Для мирных бесед с этим кладезем познаний, скромности и человеколюбия надо иметь железную школу!

Свернув в центральном зале-гараже за стеллаж с запасными автобусными колесами, Ван Ваттап спустился по железному трапу этажом ниже и вывел асессора в холодное низкое бескрайнее помещение, уставленное рядами одинаковых безликих железных шкафов.

– Хранилище памяти, – лаконично объяснил Ван Ваттап. – На пять гигабит. Второе такое же – еще этажом ниже.

– Но в этих подземельях хватит места и на большее. Зачем же вам «Архимэтикс»? – спросил асессор.

– Слишком велики капитальные затраты, – ответил Ван Ваттап. – Их надо оправдать, а мы только-только подошли к этому.

Царил полумрак. Только в дальнем конце горел свет, и оттуда доносились гулкие голоса. Над столом, заваленным папками и простынями схем, склонились О'Ши и Хадбалла в стеганой куртке поверх купального халата.
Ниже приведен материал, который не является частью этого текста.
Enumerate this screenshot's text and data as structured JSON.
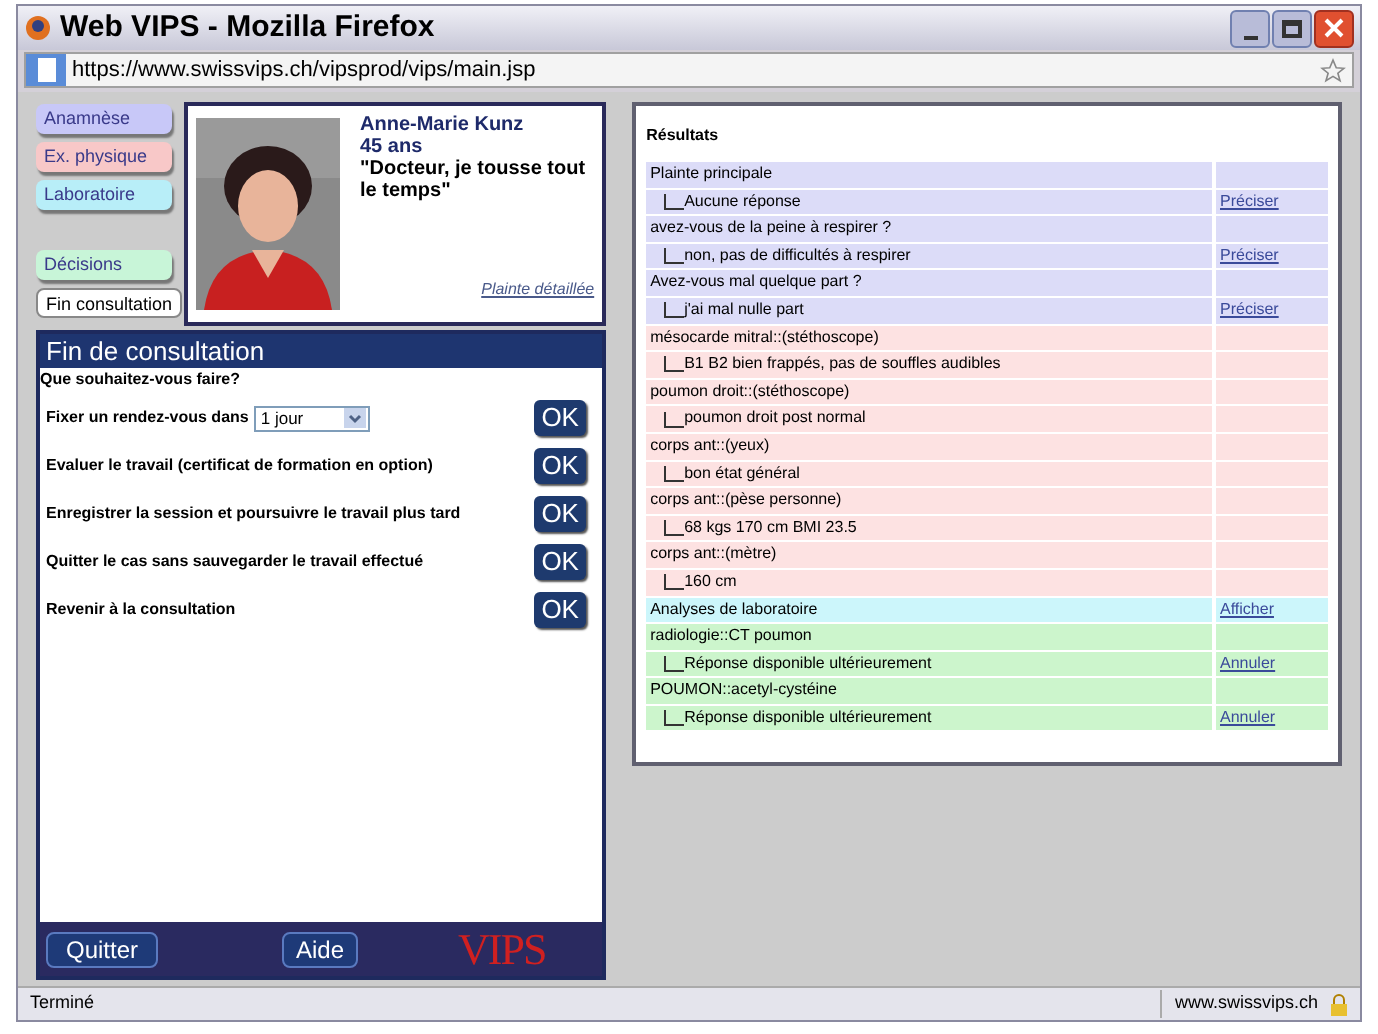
{
  "window": {
    "title": "Web VIPS - Mozilla Firefox"
  },
  "address_bar": {
    "url": "https://www.swissvips.ch/vipsprod/vips/main.jsp"
  },
  "nav_tabs": [
    {
      "label": "Anamnèse",
      "color": "#c8c8f8",
      "selected": false
    },
    {
      "label": "Ex. physique",
      "color": "#f8c8c8",
      "selected": false
    },
    {
      "label": "Laboratoire",
      "color": "#b8eef8",
      "selected": false
    },
    {
      "label": "Décisions",
      "color": "#c8f5d8",
      "selected": false
    },
    {
      "label": "Fin consultation",
      "color": "#ffffff",
      "selected": true
    }
  ],
  "patient": {
    "name": "Anne-Marie Kunz",
    "age": "45 ans",
    "complaint": "\"Docteur, je tousse tout le temps\"",
    "link": "Plainte détaillée"
  },
  "panel": {
    "title": "Fin de consultation",
    "question": "Que souhaitez-vous faire?",
    "options": [
      {
        "kind": "select",
        "label": "Fixer un rendez-vous dans",
        "value": "1 jour",
        "button": "OK"
      },
      {
        "kind": "plain",
        "label": "Evaluer le travail (certificat de formation en option)",
        "button": "OK"
      },
      {
        "kind": "plain",
        "label": "Enregistrer la session et poursuivre le travail plus tard",
        "button": "OK"
      },
      {
        "kind": "plain",
        "label": "Quitter le cas sans sauvegarder le travail effectué",
        "button": "OK"
      },
      {
        "kind": "plain",
        "label": "Revenir à la consultation",
        "button": "OK"
      }
    ]
  },
  "footer": {
    "buttons": [
      "Quitter",
      "Aide"
    ],
    "logo": "VIPS"
  },
  "results": {
    "title": "Résultats",
    "sections": [
      {
        "color": "#dcdcf8",
        "rows": [
          {
            "kind": "question",
            "text": "Plainte principale"
          },
          {
            "kind": "answer",
            "text": "Aucune réponse",
            "action": "Préciser"
          },
          {
            "kind": "question",
            "text": "avez-vous de la peine à respirer ?"
          },
          {
            "kind": "answer",
            "text": "non, pas de difficultés à respirer",
            "action": "Préciser"
          },
          {
            "kind": "question",
            "text": "Avez-vous mal quelque part ?"
          },
          {
            "kind": "answer",
            "text": "j'ai mal nulle part",
            "action": "Préciser"
          }
        ]
      },
      {
        "color": "#fde2e2",
        "rows": [
          {
            "kind": "question",
            "text": "mésocarde mitral::(stéthoscope)"
          },
          {
            "kind": "answer",
            "text": "B1 B2 bien frappés, pas de souffles audibles"
          },
          {
            "kind": "question",
            "text": "poumon droit::(stéthoscope)"
          },
          {
            "kind": "answer",
            "text": "poumon droit post normal"
          },
          {
            "kind": "question",
            "text": "corps ant::(yeux)"
          },
          {
            "kind": "answer",
            "text": "bon état général"
          },
          {
            "kind": "question",
            "text": "corps ant::(pèse personne)"
          },
          {
            "kind": "answer",
            "text": "68 kgs 170 cm BMI 23.5"
          },
          {
            "kind": "question",
            "text": "corps ant::(mètre)"
          },
          {
            "kind": "answer",
            "text": "160 cm"
          }
        ]
      },
      {
        "color": "#ccf6fb",
        "rows": [
          {
            "kind": "question",
            "text": "Analyses de laboratoire",
            "action": "Afficher"
          }
        ]
      },
      {
        "color": "#ccf5cc",
        "rows": [
          {
            "kind": "question",
            "text": "radiologie::CT poumon"
          },
          {
            "kind": "answer",
            "text": "Réponse disponible ultérieurement",
            "action": "Annuler"
          },
          {
            "kind": "question",
            "text": "POUMON::acetyl-cystéine"
          },
          {
            "kind": "answer",
            "text": "Réponse disponible ultérieurement",
            "action": "Annuler"
          }
        ]
      }
    ]
  },
  "status_bar": {
    "text": "Terminé",
    "domain": "www.swissvips.ch"
  }
}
– Чем порадуете? – спросил асессор.

– Пока только обилием документации, – ответил Хадбалла. – По-видимому, здесь есть все, что нужно, но надо разобраться в системе хранения. И в системе обозначений. Я к таким обозначениям не привык. Мне попалась на глаза схема кодирования. Если я правильно ее понял, в системе могут быть задействованы спутники связи. Это так? – обратился шериф к Ван Ваттапу.

– Вполне возможно, – ответил тот. – Если через спутники можно эффективно передавать большие объемы на запоминание, то почему бы «Архимэтиксу» не воспользоваться этим? Ведь его машины есть повсюду.

– Понимаете, асессор, через эти кабели мы имеем связь практически со всем миром, – задумчиво сказал Хадбалла.

– С миром машин, но не с миром людей, – ответил Ван Ваттап. – Это разные вещи. Вас ведь интересует мир людей?

– Отвлекитесь на несколько минут. Есть один разговор, – сказал асессор. – Шериф, возьмите наконец свой пояс и револьвер. Как вы ходите с такой погремушкой? Ужасно неудобно.

– Таков порядок, – ответил шериф, затягивая пояс поверх купального халата. – Зачем вам лом?

Асессор подробно повторил рассказ о своих видениях.

– Слушайте! – забеспокоился О'Ши. – Когда это было в последний раз?

– С час тому назад.

– Посмотрите-ка. – О'Ши, переворошив бумаги на столе, протянул асессору листок бумаги. На листке была изображена колонка кружочков, черных и красных кружочков.

– Мы тут с шерифом беседовали, и я, сам не знаю почему, взял ручку и начал рисовать, – пояснил он. – Глядите: черный кружок, под ним красный кружок. Черный кружок, красный кружок. Как раз примерно час назад!

– И больше никаких ощущений? – спросил асессор.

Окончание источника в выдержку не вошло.